Though the Prince’s recent escapade in a Las Vegas hotel has been soft-pedaled by some commentators as “harmless,” his conduct was atrocious and unbefitting his age and station. As a 27-year-old man of royal lineage, Prince Harry should be acting with a high sense of noblesse oblige and recognize that his every step disciples other men concerning their behavior.
His recent actions convey this pathetic message: that it’s acceptable for men of responsibility to cavort in the nude with women they have barely met to entertain a little fleshly pleasure. The UK Telegraph’s Peter Oborne rightly decried this accommodating view:
Some people will argue that this latest episode is nothing to worry about. . . . They will say that it’s his own business what he gets up to in the privacy of a hotel room. . . . And it is certainly true that this incident will not spark off a crisis. The Royal family will survive. The reputation of the Queen remains as high as ever. But Prince Harry’s conduct should still cause concern—and here’s why. Ultimately, the Royal family is about one word: duty.1
Oborne’s call for Prince Harry to act with “duty” is one not limited to British royalty, however, but is a call that all Christian men should heed with resolve. Why? Because we are a “royal priesthood” (1 Peter 2:9) who have been “bought with a price” (1 Corinthians 6:20a), and we must therefore “glorify God in [our] body” (1 Corinthians 6:20b). This is our duty as Christian men.
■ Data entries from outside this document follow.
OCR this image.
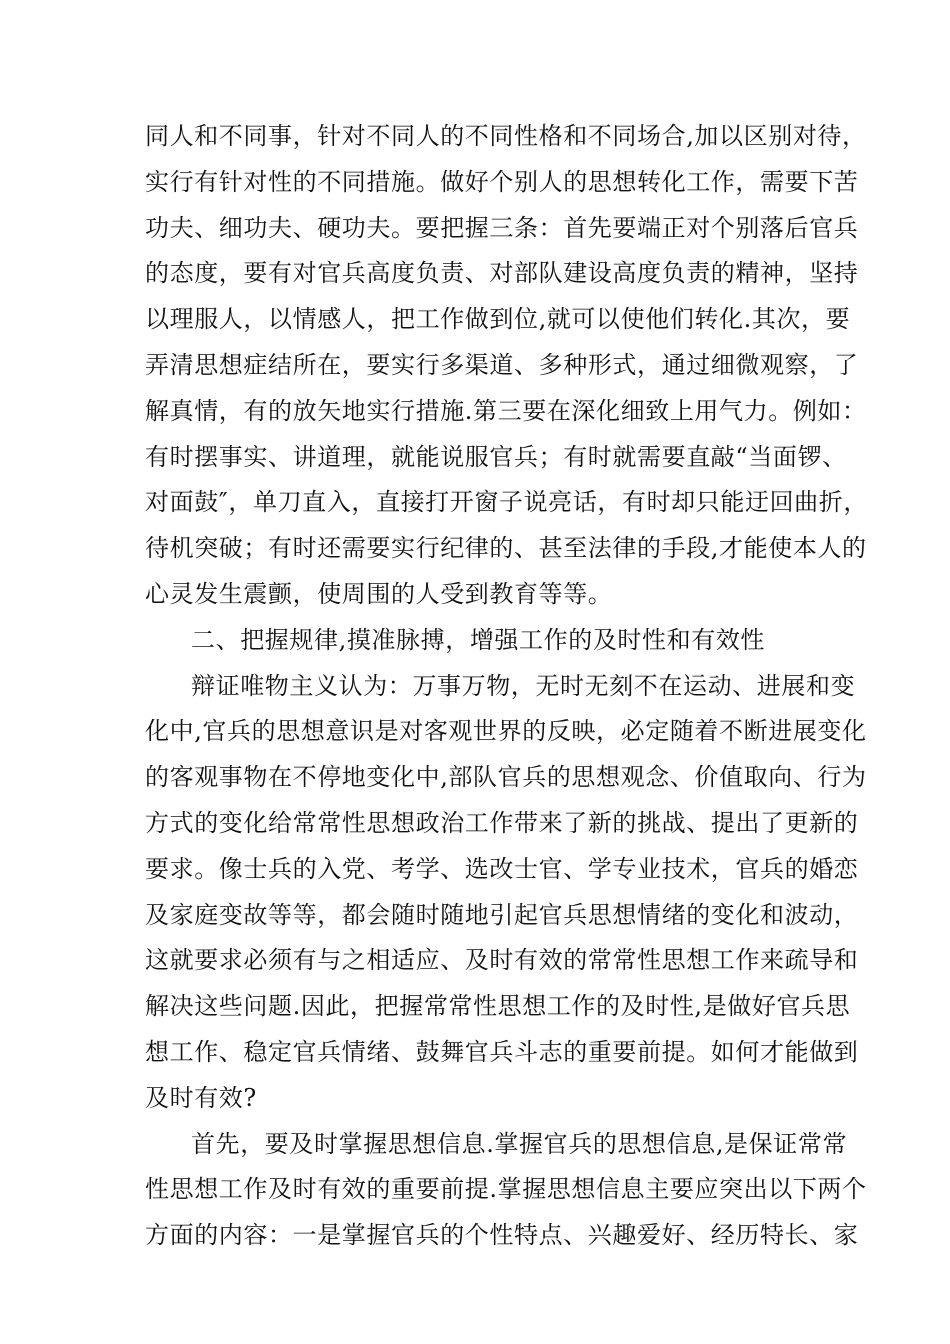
同人和不同事，针对不同人的不同性格和不同场合,加以区别对待，
实行有针对性的不同措施。做好个别人的思想转化工作，需要下苦
功夫、细功夫、硬功夫。要把握三条：首先要端正对个别落后官兵
的态度，要有对官兵高度负责、对部队建设高度负责的精神，坚持
以理服人，以情感人，把工作做到位,就可以使他们转化.其次，要
弄清思想症结所在，要实行多渠道、多种形式，通过细微观察，了
解真情，有的放矢地实行措施.第三要在深化细致上用气力。例如：
有时摆事实、讲道理，就能说服官兵；有时就需要直敲“当面锣、
对面鼓″，单刀直入，直接打开窗子说亮话，有时却只能迂回曲折，
待机突破；有时还需要实行纪律的、甚至法律的手段,才能使本人的
心灵发生震颤，使周围的人受到教育等等。
二、把握规律,摸准脉搏，增强工作的及时性和有效性
辩证唯物主义认为：万事万物，无时无刻不在运动、进展和变
化中,官兵的思想意识是对客观世界的反映，必定随着不断进展变化
的客观事物在不停地变化中,部队官兵的思想观念、价值取向、行为
方式的变化给常常性思想政治工作带来了新的挑战、提出了更新的
要求。像士兵的入党、考学、选改士官、学专业技术，官兵的婚恋
及家庭变故等等，都会随时随地引起官兵思想情绪的变化和波动，
这就要求必须有与之相适应、及时有效的常常性思想工作来疏导和
解决这些问题.因此，把握常常性思想工作的及时性,是做好官兵思
想工作、稳定官兵情绪、鼓舞官兵斗志的重要前提。如何才能做到
及时有效?
首先，要及时掌握思想信息.掌握官兵的思想信息,是保证常常
性思想工作及时有效的重要前提.掌握思想信息主要应突出以下两个
方面的内容：一是掌握官兵的个性特点、兴趣爱好、经历特长、家
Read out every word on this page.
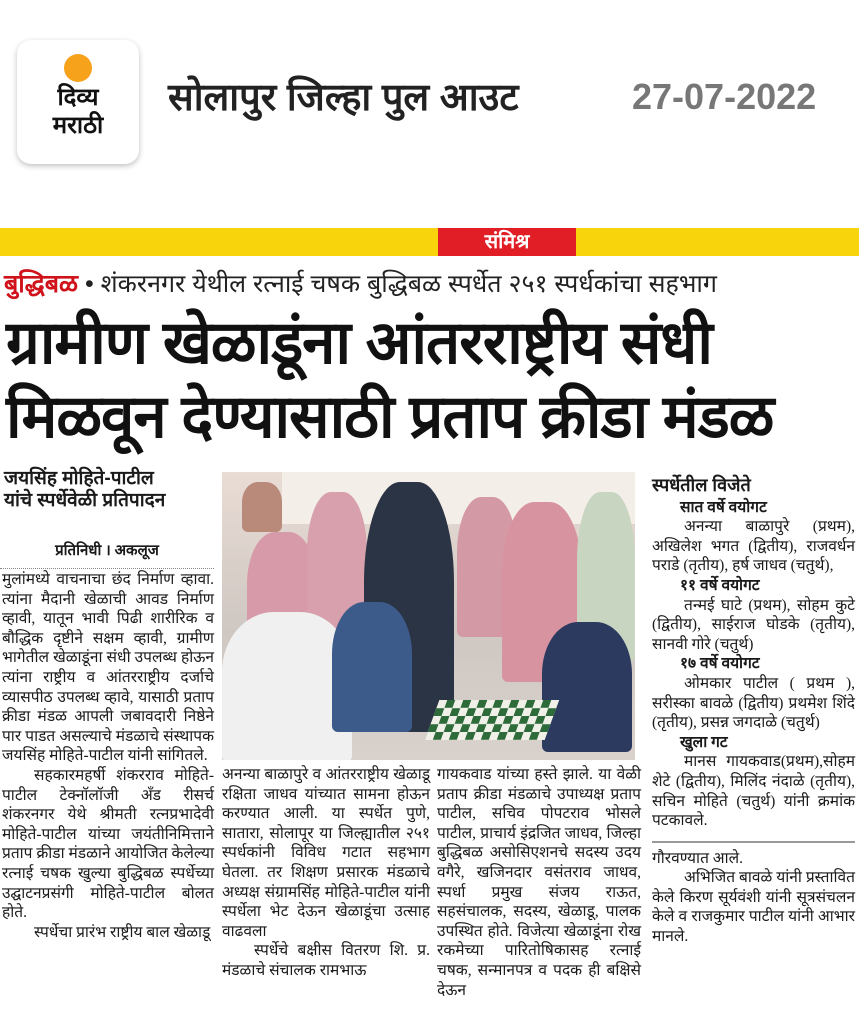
दिव्य
मराठी
सोलापुर जिल्हा पुल आउट	27-07-2022
संमिश्र
बुद्धिबळ • शंकरनगर येथील रत्नाई चषक बुद्धिबळ स्पर्धेत २५१ स्पर्धकांचा सहभाग
ग्रामीण खेळाडूंना आंतरराष्ट्रीय संधी
मिळवून देण्यासाठी प्रताप क्रीडा मंडळ
जयसिंह मोहिते-पाटील
यांचे स्पर्धेवेळी प्रतिपादन
प्रतिनिधी । अकलूज

मुलांमध्ये वाचनाचा छंद निर्माण व्हावा. त्यांना मैदानी खेळाची आवड निर्माण व्हावी, यातून भावी पिढी शारीरिक व बौद्धिक दृष्टीने सक्षम व्हावी, ग्रामीण भागेतील खेळाडूंना संधी उपलब्ध होऊन त्यांना राष्ट्रीय व आंतरराष्ट्रीय दर्जाचे व्यासपीठ उपलब्ध व्हावे, यासाठी प्रताप क्रीडा मंडळ आपली जबावदारी निष्ठेने पार पाडत असल्याचे मंडळाचे संस्थापक जयसिंह मोहिते-पाटील यांनी सांगितले.

सहकारमहर्षी शंकरराव मोहिते-पाटील टेक्नॉलॉजी अँड रीसर्च शंकरनगर येथे श्रीमती रत्नप्रभादेवी मोहिते-पाटील यांच्या जयंतीनिमित्ताने प्रताप क्रीडा मंडळाने आयोजित केलेल्या रत्नाई चषक खुल्या बुद्धिबळ स्पर्धेच्या उद्घाटनप्रसंगी मोहिते-पाटील बोलत होते.

स्पर्धेचा प्रारंभ राष्ट्रीय बाल खेळाडू

अनन्या बाळापुरे व आंतरराष्ट्रीय खेळाडू रक्षिता जाधव यांच्यात सामना होऊन करण्यात आली. या स्पर्धेत पुणे, सातारा, सोलापूर या जिल्ह्यातील २५१ स्पर्धकांनी विविध गटात सहभाग घेतला. तर शिक्षण प्रसारक मंडळाचे अध्यक्ष संग्रामसिंह मोहिते-पाटील यांनी स्पर्धेला भेट देऊन खेळाडूंचा उत्साह वाढवला

स्पर्धेचे बक्षीस वितरण शि. प्र. मंडळाचे संचालक रामभाऊ

गायकवाड यांच्या हस्ते झाले. या वेळी प्रताप क्रीडा मंडळाचे उपाध्यक्ष प्रताप पाटील, सचिव पोपटराव भोसले पाटील, प्राचार्य इंद्रजित जाधव, जिल्हा बुद्धिबळ असोसिएशनचे सदस्य उदय वगैरे, खजिनदार वसंतराव जाधव, स्पर्धा प्रमुख संजय राऊत, सहसंचालक, सदस्य, खेळाडू, पालक उपस्थित होते. विजेत्या खेळाडूंना रोख रकमेच्या पारितोषिकासह रत्नाई चषक, सन्मानपत्र व पदक ही बक्षिसे देऊन

स्पर्धेतील विजेते
सात वर्षे वयोगट

अनन्या बाळापुरे (प्रथम), अखिलेश भगत (द्वितीय), राजवर्धन पराडे (तृतीय), हर्ष जाधव (चतुर्थ),

११ वर्षे वयोगट

तन्मई घाटे (प्रथम), सोहम कुटे (द्वितीय), साईराज घोडके (तृतीय), सानवी गोरे (चतुर्थ)

१७ वर्षे वयोगट

ओमकार पाटील ( प्रथम ), सरीस्का बावळे (द्वितीय) प्रथमेश शिंदे (तृतीय), प्रसन्न जगदाळे (चतुर्थ)

खुला गट

मानस गायकवाड(प्रथम),सोहम शेटे (द्वितीय), मिलिंद नंदाळे (तृतीय), सचिन मोहिते (चतुर्थ) यांनी क्रमांक पटकावले.

गौरवण्यात आले.

अभिजित बावळे यांनी प्रस्तावित केले किरण सूर्यवंशी यांनी सूत्रसंचलन केले व राजकुमार पाटील यांनी आभार मानले.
Regrettably, Prince Harry’s outrageous escapade is indicative of an epidemic of male immaturity on both sides of the Atlantic. The state of manhood in the West is at a low-point. A recent study revealed this shameful statistic: that 18 to 34-year-old men spend more time playing video games a day than 12 to 17-year-old boys do.2
Newsweek columnist Tony Dokoupil has noted five key milestones where today’s men are failing:
[T]he traditional markers of manhood—leaving home, getting an education, finding a partner, starting work and becoming a father—have moved downfield as the passage from adolescence to adulthood has evolved from “a transitional moment to a whole new stage of life.” In 1960, almost 70 percent of men had reached these milestones by the age of 30. Today, less than a third of males that age can say the same.3
Dokoupil states further: “Today’s guys are perhaps the first downwardly mobile—and endlessly adolescent—generation of men in U.S. history.”4
This tidal wave of immaturity among today’s 20 and 30-something Peter Pans threatens to destroy the beachhead of our civilization. If the West is to be saved, we must forsake the lures of Neverland.
Men must stand athwart the current of irresponsibility and dutifully lead.